Weller’s great-great-great-grandfather on his mother’s side was Reginald Gaby – the brother of Alfred, an Australian military legend.

Gaby was killed in action in Lihons, France, but only after embarking on an extraordinary act of bravery that saw him acknowledged with Australian military’s highest honour.

Gaby was serving as a lieutenant in the 28th Battalion and acting as commander of his battalion’s ‘D’ Company, which was committed to an attack around Villers-Bretonneux in France during the Battle of Amiens.

The sequence of events that led him to being awarded his Victoria Cross (Australia’s highest military honour) was one of the most successful large-scale actions that Australians were ever engaged in.

In a lone attack, he managed his way through barbed wire and drove the enemy off, capturing four machine-guns and 50 men. He then led the company on to its objective.

Three days later – August 11, 1918 – while walking along the line to encourage his men, he was shot by a sniper and killed.

Alfred Gaby - the brother of Mav Weller's great-great-great-grandfather. Picture: supplied

Gaby’s story has been passed down folklore from generation to generation.

Weller said it was a story he knew about but not in great detail until late last year, when the Saints sent a group of their younger players to Canberra for a leadership camp.

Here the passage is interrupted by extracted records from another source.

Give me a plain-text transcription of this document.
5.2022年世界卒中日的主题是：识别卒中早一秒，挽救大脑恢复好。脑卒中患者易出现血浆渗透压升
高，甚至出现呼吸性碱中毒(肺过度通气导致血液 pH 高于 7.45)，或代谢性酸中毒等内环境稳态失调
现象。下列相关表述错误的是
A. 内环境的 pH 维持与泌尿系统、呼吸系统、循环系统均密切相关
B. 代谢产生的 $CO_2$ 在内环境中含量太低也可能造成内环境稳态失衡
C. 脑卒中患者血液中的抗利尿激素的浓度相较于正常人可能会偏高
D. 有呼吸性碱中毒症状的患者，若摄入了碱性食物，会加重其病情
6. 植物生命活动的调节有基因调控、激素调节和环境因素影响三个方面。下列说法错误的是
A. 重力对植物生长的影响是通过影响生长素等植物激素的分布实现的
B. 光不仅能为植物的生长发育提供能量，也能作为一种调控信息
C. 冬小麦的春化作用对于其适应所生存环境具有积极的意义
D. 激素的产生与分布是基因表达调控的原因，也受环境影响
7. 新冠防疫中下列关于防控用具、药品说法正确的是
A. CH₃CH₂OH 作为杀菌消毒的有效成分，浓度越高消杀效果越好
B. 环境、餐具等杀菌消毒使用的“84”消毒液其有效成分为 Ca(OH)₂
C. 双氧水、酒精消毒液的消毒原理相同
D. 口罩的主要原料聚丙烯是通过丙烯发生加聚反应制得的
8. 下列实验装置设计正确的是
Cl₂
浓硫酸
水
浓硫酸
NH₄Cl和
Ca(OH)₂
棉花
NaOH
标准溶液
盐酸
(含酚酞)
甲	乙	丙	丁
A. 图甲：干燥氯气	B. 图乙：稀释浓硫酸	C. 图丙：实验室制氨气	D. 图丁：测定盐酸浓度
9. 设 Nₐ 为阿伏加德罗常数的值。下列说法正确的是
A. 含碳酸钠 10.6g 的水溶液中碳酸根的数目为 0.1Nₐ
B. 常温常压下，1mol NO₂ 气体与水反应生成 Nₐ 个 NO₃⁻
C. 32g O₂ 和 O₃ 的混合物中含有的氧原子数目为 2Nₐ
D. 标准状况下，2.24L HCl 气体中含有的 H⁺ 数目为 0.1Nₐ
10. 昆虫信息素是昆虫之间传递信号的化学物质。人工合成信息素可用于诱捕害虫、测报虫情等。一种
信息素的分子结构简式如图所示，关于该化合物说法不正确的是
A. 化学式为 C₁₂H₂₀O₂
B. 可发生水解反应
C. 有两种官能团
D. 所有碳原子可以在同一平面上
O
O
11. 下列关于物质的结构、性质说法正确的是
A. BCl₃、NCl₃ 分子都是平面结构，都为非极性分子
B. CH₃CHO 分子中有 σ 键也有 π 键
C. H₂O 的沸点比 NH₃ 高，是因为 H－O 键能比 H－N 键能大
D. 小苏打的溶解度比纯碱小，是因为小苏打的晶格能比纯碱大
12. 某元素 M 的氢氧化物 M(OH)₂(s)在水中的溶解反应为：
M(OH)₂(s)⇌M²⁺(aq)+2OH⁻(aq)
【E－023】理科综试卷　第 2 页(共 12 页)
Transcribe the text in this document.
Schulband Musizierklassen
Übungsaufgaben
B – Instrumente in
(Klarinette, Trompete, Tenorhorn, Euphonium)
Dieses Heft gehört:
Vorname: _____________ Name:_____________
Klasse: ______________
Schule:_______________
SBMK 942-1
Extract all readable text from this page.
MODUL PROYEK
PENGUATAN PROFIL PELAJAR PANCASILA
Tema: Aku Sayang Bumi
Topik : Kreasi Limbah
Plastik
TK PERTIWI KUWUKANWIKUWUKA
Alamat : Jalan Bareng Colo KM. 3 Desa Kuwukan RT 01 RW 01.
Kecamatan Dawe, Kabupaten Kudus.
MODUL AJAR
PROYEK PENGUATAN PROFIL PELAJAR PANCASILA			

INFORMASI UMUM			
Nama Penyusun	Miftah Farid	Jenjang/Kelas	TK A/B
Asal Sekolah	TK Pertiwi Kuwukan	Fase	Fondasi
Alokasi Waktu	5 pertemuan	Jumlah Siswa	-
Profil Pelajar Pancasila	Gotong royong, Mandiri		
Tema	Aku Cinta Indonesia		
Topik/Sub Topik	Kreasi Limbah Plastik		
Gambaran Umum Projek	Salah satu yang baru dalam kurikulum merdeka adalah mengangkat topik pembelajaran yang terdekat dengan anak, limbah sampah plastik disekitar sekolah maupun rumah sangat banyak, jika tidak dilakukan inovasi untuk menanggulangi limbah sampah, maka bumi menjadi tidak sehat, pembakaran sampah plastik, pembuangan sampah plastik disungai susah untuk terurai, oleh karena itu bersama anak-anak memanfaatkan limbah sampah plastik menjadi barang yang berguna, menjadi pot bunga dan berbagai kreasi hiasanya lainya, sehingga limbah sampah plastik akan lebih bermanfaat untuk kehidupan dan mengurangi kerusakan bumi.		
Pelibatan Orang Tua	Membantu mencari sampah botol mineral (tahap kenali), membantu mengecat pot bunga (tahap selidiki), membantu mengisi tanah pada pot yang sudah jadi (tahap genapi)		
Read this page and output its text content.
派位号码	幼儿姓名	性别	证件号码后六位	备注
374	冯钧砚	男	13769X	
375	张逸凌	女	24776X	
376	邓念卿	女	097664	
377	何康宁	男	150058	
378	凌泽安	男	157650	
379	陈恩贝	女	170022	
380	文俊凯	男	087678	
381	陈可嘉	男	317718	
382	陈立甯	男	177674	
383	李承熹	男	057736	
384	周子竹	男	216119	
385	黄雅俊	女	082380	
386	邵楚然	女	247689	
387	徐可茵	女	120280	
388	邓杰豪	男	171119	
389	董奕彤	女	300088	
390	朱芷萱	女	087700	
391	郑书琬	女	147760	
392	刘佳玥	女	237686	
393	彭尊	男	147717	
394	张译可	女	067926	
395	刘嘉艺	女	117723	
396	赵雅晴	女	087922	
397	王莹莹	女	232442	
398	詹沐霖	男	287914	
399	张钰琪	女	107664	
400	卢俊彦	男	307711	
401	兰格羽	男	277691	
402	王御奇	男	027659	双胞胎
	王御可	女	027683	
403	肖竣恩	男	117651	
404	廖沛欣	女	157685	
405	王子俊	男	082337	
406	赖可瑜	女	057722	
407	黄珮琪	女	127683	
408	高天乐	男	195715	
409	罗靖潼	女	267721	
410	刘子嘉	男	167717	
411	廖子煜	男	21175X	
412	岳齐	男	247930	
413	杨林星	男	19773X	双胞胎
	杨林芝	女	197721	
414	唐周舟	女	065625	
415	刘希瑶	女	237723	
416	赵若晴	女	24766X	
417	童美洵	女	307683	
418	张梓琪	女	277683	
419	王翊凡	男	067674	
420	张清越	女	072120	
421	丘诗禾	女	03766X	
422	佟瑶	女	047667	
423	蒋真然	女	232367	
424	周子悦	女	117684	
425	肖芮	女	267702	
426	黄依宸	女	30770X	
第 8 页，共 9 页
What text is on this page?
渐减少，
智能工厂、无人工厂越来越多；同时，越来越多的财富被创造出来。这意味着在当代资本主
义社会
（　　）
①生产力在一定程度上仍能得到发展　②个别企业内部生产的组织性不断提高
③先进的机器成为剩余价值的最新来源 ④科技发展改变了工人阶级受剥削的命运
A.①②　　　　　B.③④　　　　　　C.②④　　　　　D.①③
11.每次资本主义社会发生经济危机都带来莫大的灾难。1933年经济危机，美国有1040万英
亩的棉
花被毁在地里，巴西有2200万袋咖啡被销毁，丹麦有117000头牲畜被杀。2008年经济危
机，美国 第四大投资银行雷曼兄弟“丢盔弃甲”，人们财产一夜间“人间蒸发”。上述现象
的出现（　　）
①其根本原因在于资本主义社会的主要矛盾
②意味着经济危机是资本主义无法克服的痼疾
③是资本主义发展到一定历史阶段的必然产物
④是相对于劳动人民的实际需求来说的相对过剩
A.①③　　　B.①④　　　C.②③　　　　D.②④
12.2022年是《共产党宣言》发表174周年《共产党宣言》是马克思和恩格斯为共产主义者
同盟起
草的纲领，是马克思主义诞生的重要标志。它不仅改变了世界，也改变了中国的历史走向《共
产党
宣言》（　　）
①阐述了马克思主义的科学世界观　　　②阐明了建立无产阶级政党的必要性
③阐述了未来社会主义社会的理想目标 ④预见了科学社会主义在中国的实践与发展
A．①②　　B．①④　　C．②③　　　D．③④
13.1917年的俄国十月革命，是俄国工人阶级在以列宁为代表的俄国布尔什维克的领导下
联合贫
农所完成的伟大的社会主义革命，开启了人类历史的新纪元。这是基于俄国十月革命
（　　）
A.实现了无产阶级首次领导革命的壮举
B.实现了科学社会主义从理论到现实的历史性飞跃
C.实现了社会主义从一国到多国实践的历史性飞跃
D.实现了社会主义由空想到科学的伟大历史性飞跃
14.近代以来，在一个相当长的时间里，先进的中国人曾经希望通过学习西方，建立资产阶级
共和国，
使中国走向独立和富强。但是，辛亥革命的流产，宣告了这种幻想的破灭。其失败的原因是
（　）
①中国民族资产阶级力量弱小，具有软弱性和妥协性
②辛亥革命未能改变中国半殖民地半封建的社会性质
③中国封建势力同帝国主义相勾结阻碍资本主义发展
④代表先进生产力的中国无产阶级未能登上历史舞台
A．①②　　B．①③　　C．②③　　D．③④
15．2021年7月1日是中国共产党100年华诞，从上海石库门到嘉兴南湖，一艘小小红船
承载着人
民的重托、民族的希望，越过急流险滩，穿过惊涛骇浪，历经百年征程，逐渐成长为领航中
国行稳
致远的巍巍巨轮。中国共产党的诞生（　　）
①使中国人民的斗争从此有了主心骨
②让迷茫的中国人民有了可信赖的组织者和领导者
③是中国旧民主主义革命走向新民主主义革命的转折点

A visit to the war memorial gave him the chance to further study his ancestor’s legacy.

"As a family we have always been really proud of him but I never really knew a lot about him until that trip," Weller said.

"He only had a couple of bullets left, but he basically took on everyone and saved the whole platoon. He was outnumbered and it was amazing he did what he did."

Maverick’s mother, Judith Weller (nee Gaby), said she had taken it upon herself to teach her family about her great-great-uncle’s legacy.

"It’s a pretty amazing story the more you look at it. We had Mav back home recently and I made sure he read up on it because it’s so significant," she said.